Onu uyandırmadan elini alnına götürdüğünde, kızın ateşinin olmadığını fark ederek geri çekildi. Anlaşılan sadece uyuyordu. Bardağı bıraktığı masaya kendini yükselterek oturduğunda, ahşabın gıcırdama sesine aldırmadı. Elindeki suyu yudum yudum içerken bakışları Natasha da, aklı ise anılarındaydı. Sadece, aradaki boşlukları doldurmak istiyordu. Yok olan kısımları da hatırlamak istiyordu. Parmaklarını cam bardağın üzerine ritimle vururken, Natasha esneyerek yerinden doğruldu. Bunun ile birlikte kış askeri bakışlarını hızla yan tarafına -camın olduğu yere- çevirdi.

Natasha uykunun ve hâlâ üzerinde olan kırgınlığın etkisiyle bulanık gözleriyle etrafa bakındı. Bakışları masaya yaslanan adamı bulmamış, sadece mutfağa doğru göz atmıştı. Odada yalnız olduğuna kanaat getirdiğinde ise, üzerine örtülmüş olan siyah hırkaya gözlerini kısarak bakmış, sonra da kenara bırakmıştı. Bucky ise, görünmez olmak için çaba harcıyor gibi, iyice cama doğru sinmişti. Gece kızı kontrol edip, üzerine üşümemesi için bir hırka örtse de, onunla göz göze gelmek istediğine emin değildi.

Kendine inanamıyordu. Zayıflığını küçümsediği bir kızla göz göze gelmeye korktuğuna inanamıyordu. Ama gerçek buydu. Bucky onun karşısında bir kez duvarlarını indirmişti ve şimdi yeniden inşa edecek gücü kendisinde bulamıyordu. İstediğinden de emin değildi ve belki de onu en çok korkutan buydu. Natasha ona sadece bir kez gülümsemişti.

Sadece bir gülümseme, ona nasıl bu kadar iyi hissettirebilmişti?
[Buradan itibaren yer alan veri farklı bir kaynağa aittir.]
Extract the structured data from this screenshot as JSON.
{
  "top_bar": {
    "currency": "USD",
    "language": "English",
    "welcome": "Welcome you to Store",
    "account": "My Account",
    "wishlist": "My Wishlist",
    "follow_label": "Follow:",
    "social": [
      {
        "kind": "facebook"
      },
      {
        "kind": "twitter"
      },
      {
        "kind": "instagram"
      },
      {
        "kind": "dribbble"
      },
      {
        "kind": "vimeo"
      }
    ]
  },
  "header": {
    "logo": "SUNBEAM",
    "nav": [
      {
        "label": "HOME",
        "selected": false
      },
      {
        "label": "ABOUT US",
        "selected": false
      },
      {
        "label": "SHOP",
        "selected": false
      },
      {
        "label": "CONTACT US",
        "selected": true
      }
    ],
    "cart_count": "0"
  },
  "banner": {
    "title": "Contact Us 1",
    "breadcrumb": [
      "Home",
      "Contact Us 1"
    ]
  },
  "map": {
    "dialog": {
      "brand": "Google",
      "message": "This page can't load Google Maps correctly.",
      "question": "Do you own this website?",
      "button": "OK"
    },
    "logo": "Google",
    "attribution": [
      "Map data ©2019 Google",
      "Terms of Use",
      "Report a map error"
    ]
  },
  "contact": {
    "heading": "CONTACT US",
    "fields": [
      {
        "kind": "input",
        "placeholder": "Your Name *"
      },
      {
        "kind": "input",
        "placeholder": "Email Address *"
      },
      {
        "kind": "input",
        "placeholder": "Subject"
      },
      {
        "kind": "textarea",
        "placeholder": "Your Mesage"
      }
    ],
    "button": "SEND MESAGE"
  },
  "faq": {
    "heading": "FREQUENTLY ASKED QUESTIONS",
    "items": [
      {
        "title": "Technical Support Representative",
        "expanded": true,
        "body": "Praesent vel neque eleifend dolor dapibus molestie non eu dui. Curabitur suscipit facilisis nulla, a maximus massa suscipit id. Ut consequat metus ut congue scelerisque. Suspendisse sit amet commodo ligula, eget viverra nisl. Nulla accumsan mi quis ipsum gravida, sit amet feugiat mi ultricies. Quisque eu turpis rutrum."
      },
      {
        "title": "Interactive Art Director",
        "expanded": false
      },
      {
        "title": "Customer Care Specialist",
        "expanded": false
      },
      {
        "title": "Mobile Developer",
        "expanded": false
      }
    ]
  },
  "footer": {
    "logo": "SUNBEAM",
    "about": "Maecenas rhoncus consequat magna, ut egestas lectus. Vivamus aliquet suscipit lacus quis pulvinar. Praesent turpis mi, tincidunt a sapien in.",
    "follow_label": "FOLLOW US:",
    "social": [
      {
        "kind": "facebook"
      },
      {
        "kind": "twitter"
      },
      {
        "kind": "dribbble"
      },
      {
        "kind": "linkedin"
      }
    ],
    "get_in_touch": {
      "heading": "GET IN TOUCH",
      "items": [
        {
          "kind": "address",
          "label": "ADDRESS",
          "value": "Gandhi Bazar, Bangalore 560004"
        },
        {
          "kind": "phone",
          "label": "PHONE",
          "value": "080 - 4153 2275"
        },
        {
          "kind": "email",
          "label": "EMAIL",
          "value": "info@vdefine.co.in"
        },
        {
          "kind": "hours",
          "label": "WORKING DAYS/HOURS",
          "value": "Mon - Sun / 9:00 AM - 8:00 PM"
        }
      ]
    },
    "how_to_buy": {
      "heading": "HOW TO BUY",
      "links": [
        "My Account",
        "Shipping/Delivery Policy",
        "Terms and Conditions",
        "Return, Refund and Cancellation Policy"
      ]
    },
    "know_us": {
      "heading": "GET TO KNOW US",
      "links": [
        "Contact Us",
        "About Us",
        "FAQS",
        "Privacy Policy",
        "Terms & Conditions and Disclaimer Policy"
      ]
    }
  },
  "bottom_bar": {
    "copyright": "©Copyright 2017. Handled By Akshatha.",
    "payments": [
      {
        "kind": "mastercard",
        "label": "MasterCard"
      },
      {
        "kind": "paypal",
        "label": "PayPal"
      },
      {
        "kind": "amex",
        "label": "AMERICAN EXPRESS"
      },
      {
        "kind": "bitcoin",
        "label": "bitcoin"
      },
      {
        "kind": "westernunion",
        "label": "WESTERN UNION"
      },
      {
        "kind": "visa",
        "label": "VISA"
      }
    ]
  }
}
Nasıl bir gülümsemede Rebecca'yı, Steve'i, annesini, tanıdığı dostlarını ya da geçmişine dair sevdiği her şeyi bulabilmişti? Yıllar onu sevgiye böylesine mi muhtaç etmişti, tanıdığını bile iddia edemeyeceği bir kızın gülümsemesini gözlerini her kapattığında görmesinin nedeni yine bu muhtaçlık hissi değil de neydi?

Ne olduğunu bile fark etmezken, elindeki bardak demir parmaklarının arasında kırıldı. Bardağın dibinde kalan su, cam parçalarıyla birlikte yere dökülürken, Bucky onlara gözlerini kırpıştırarak baktı.

Kafasını kaldırmadan önce, Natasha'nın da mutfak kapısının önünde durup kendisine baktığını görmemişti. Birkaç saniye bakışlarını kaçırmadan ona baktı. Ama sonunda pes eden yine kendisi olmuştu. Ne olursa olsun, Natasha'ya her baktığında, kız gözlerini ondan çekmiyordu. Bu düşünce, Bucky'de asıl korkağın kendisi olabileceği düşüncesini uyandırdı. Görünüşe bakılırsa, kadının ondan korktuğu yoktu.

Bakışlarını yere yöneltirken, ayaklarını iki yana genişçe uzatmış, cama basmadığından emin olmuştu. "Ben toplayabilirim." Natasha'nın önerisini görmezden geldi.